In the past, limited funds have been available to support the travel and campus expenses of such students, but the new grants -- at $5,500 apiece -- will constitute a proper salary for research work.
"The idea is that if a student wants academic experience but needs to get a leave-term job to save up money, we would provide them with a job that pays the equivalent of a summer job to conduct research," Dean of Faculty Jamshed Bharucha said.
New faculty mentoring awards -- intended to recognize faculty who devote significant time and energy to advising students on a variety of issues outside of the classroom -- were announced alongside the research grants.

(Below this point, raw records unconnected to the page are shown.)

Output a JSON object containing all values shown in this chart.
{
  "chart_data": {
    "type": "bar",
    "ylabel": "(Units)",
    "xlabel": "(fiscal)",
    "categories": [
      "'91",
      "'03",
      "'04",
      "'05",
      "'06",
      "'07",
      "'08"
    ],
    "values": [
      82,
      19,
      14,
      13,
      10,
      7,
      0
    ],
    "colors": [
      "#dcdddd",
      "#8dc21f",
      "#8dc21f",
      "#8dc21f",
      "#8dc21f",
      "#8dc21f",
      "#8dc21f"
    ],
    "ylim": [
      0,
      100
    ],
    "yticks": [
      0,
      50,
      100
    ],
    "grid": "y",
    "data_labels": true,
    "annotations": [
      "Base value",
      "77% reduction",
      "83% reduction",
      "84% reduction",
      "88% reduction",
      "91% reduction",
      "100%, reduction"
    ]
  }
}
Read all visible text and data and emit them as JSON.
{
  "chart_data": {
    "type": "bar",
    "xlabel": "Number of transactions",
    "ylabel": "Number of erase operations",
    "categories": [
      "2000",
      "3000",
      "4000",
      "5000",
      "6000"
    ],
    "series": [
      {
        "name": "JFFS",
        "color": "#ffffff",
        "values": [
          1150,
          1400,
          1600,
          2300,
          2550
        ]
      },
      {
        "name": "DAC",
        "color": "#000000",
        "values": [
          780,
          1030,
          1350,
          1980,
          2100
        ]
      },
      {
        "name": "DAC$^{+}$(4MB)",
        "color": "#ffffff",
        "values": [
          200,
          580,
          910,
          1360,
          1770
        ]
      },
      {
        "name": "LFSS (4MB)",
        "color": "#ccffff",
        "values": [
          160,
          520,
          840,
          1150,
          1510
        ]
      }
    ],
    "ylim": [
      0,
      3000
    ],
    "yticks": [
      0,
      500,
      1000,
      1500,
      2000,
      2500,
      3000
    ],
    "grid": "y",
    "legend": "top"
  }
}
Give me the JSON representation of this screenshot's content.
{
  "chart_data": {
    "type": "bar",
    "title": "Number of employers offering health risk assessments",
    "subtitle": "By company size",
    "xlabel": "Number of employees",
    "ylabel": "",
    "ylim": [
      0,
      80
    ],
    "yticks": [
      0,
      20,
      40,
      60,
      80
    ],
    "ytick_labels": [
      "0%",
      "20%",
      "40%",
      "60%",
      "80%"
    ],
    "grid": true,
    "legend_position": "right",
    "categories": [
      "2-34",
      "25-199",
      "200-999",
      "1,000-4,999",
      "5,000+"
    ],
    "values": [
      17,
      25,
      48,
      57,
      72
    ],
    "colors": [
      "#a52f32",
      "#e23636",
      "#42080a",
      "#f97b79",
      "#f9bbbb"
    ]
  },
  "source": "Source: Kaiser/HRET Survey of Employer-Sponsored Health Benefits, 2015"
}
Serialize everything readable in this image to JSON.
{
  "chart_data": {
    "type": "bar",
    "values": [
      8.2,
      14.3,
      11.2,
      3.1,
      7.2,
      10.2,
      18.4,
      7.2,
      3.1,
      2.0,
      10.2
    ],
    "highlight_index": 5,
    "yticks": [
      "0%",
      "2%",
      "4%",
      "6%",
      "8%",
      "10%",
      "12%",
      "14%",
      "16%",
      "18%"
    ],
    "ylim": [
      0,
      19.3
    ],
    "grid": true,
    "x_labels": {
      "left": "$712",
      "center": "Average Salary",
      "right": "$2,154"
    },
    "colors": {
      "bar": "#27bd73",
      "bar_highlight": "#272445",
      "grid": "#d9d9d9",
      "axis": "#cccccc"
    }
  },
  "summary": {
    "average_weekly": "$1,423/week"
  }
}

Honoring faculty members who have worked with students on topics as varied as honors theses and independent research, the awards will acknowledge areas of excellence "that typically do not get explicitly recognized," according to Bharucha.
A monetary grant will also accompany the awards, and faculty recipients will be expected to hold a seminar on the complementary roles of teaching and research.
Bharucha, whose office was responsible for the creation of the new programs, said that the student grants were necessitated by a desire to improve the overall undergraduate academic experience, particularly in the area of undergraduate research.
"We believe that opportunities for students to work one-on-one with professors in the actual act of discovery and creation is a very powerful learning experience," Bharucha said, noting that the grants were partly in response to Student Assembly's passage of the Undergraduate Teaching Initiative last term.
"We were delighted when the Student Assembly launched the UTI," Bharucha said.